Move along, nothing to see here.


----------



## pursuiter (May 28, 2008)

in the diagram they show only:
Hub Axle Unit (Axle Length 187mm)

It's an assembly with sun gears on it, I suspect it is a specific IGH axle, that's why it needs special washers to prevent rotation.


----------



## bikeny (Feb 26, 2004)

Margaritaman said:


> Anyone have or know where to locate a drawing/schematic of an Alfine hube that has measurements? I'm deep into a cruiser project and want to use an Alfine IGH, my issue is the rear tire is 4.25 inches wide so I'm looking at chain/tire clearance. At the very least if someone can tell me the chainline measurement from center that would be stellar. Thanks


Also keep in mind that some of the IGH cogs are dished, so they can be run dished in or out. I believe they are dished 3.1mm. So if the 42mm chainline is correct, with the cog dished outwards, you would get a 45.1mm chainline. Still not enough to clear a 4.25" tire though!

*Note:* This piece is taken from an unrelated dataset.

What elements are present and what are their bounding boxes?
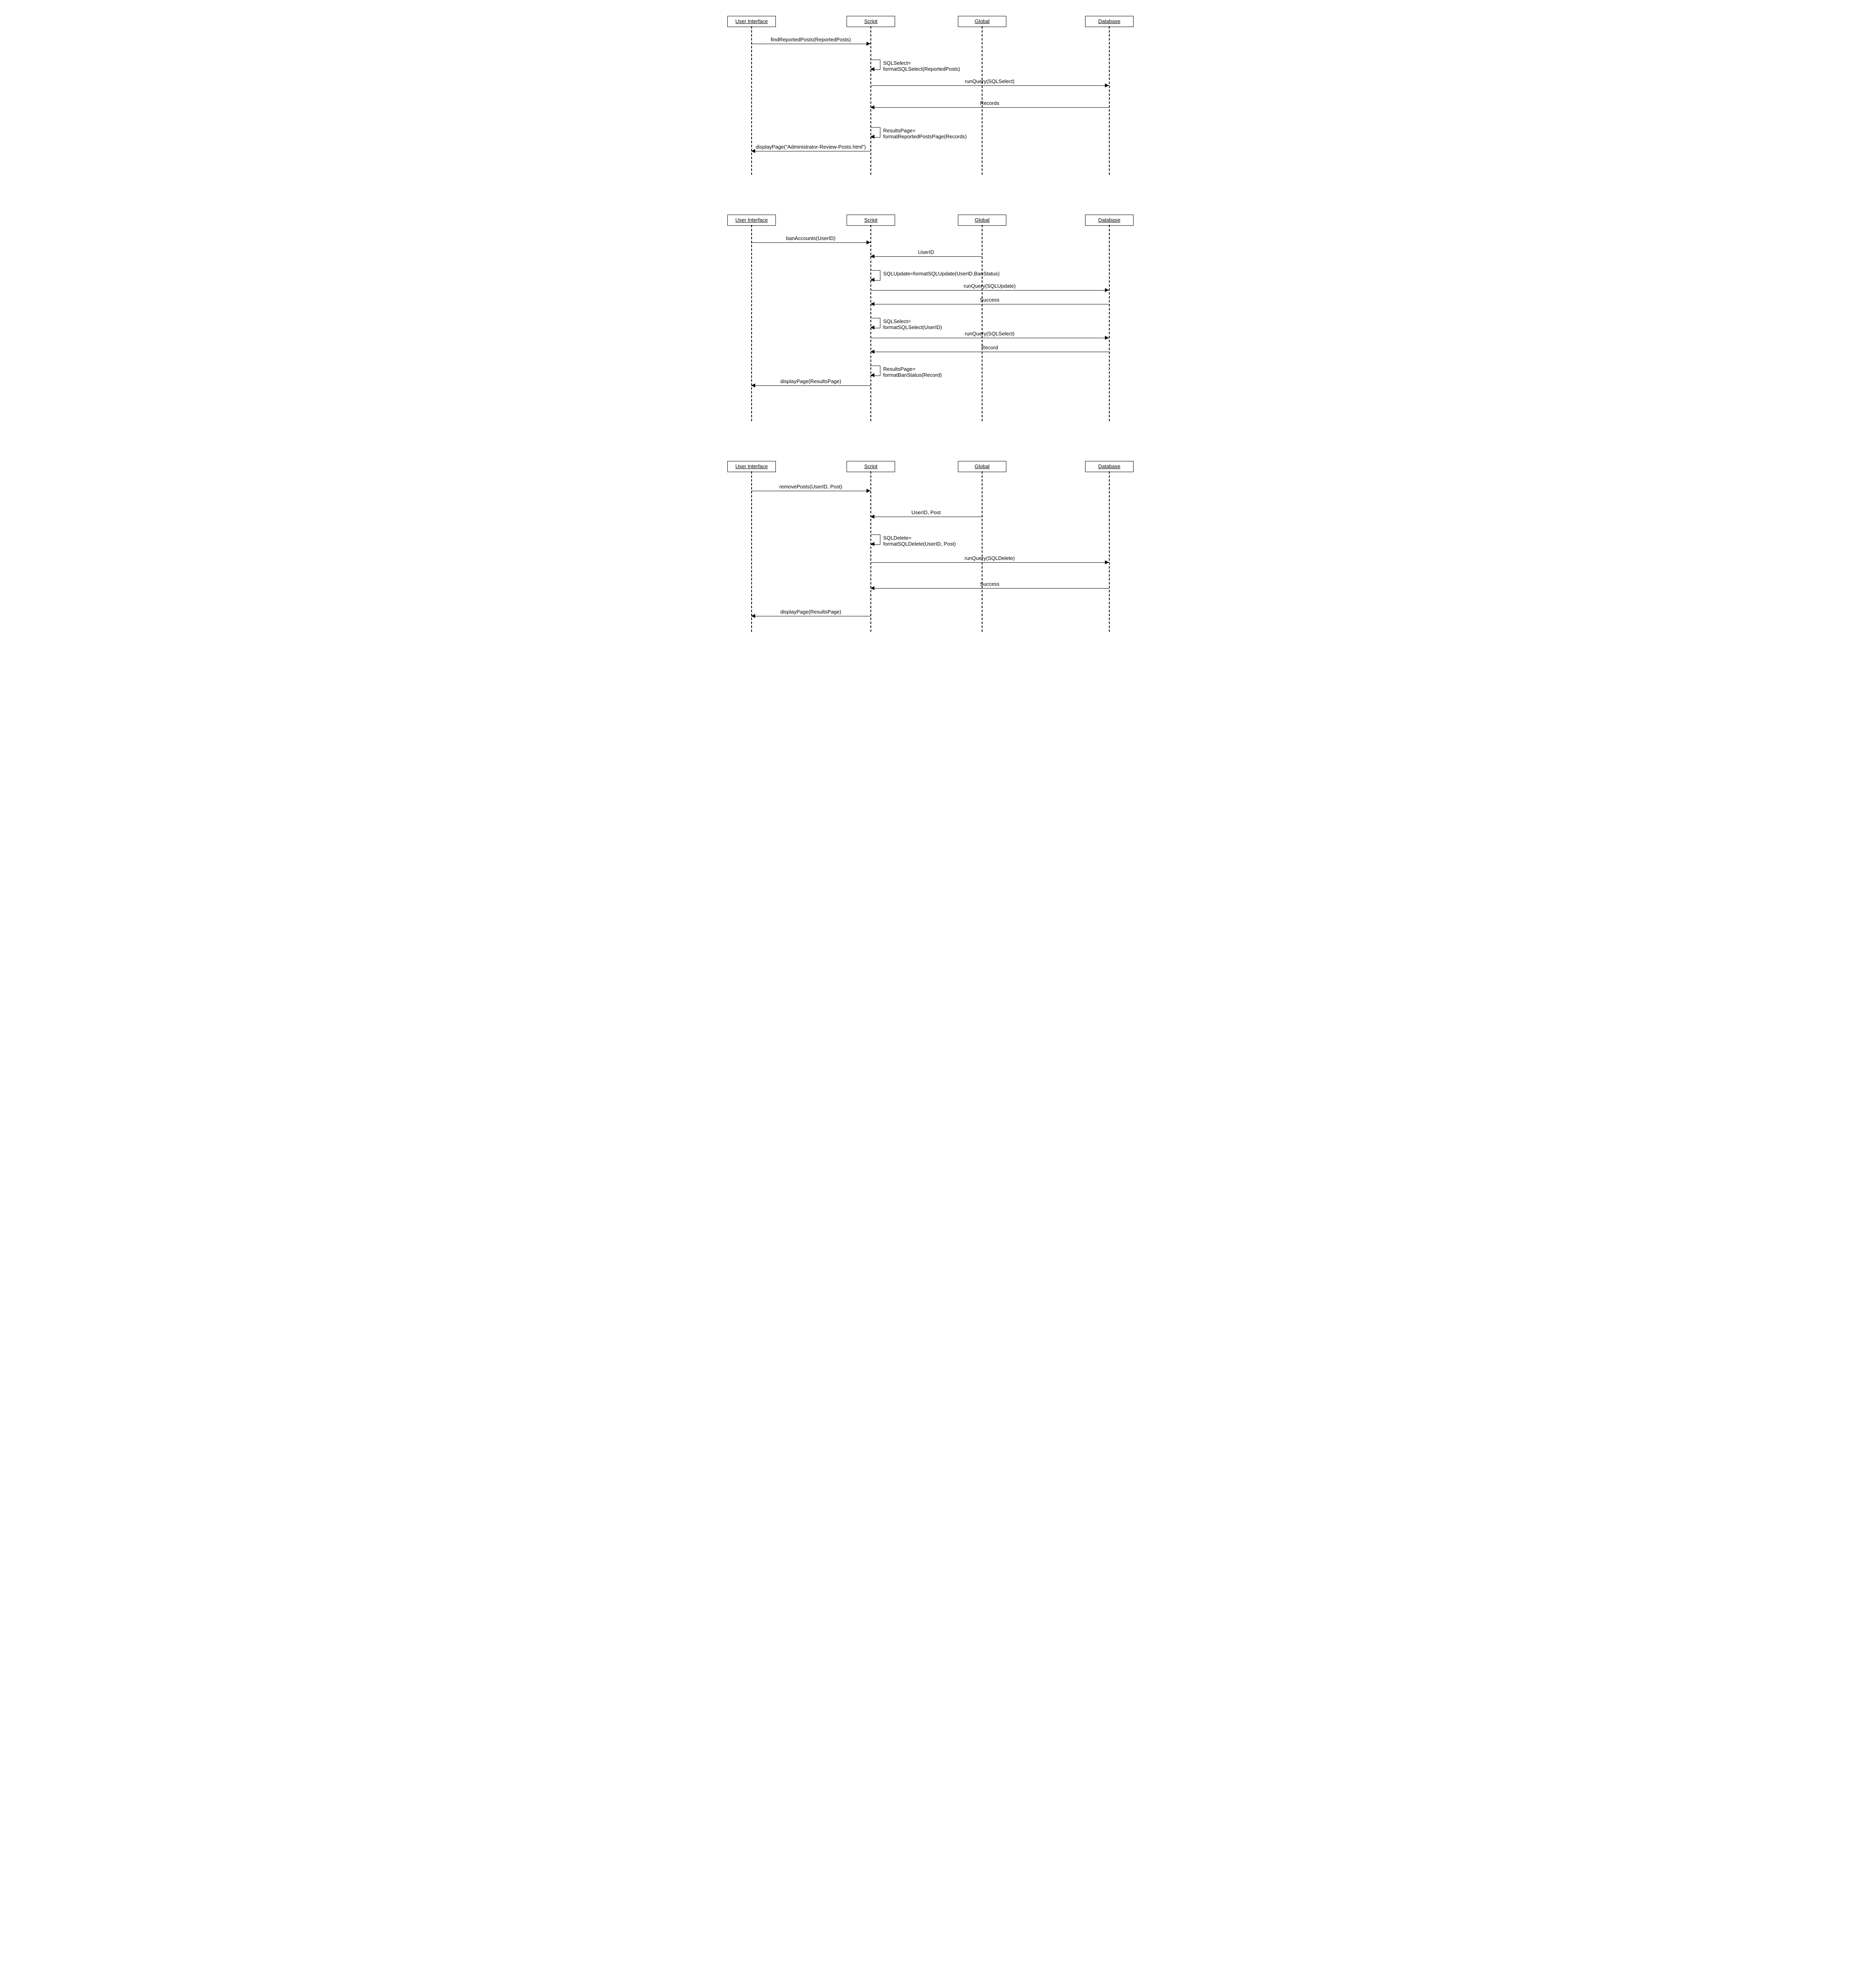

How wide is a chain, like 10mm? So the inside of the chain would be at about 40mm. So it looks to me like in standard form it would clear about a 3" tire. I have seen pictures of Alfine hubs on Pugsleys, which use a 3.7" tire. But of course the Pugsley uses some funkey offset chain/seatstay design. That might be a good place to start looking if you are doing a custom frame. Otherwise it looks like you will limited to a 3" tire.

Mark


----------



## pursuiter (May 28, 2008)

bikeny said:


> Also keep in mind that some of the IGH cogs are dished, so they can be run dished in or out. I believe they are dished 3.1mm. So if the 42mm chainline is correct, with the cog dished outwards, you would get a 45.1mm chainline....


For Alfine/Nexus it's a 2mm dished cog centered around 45mm, flip it in, CL=43mm, flip it out, CL=47mm. If you could find a non-dished cog, the chainline would be 45mm.


----------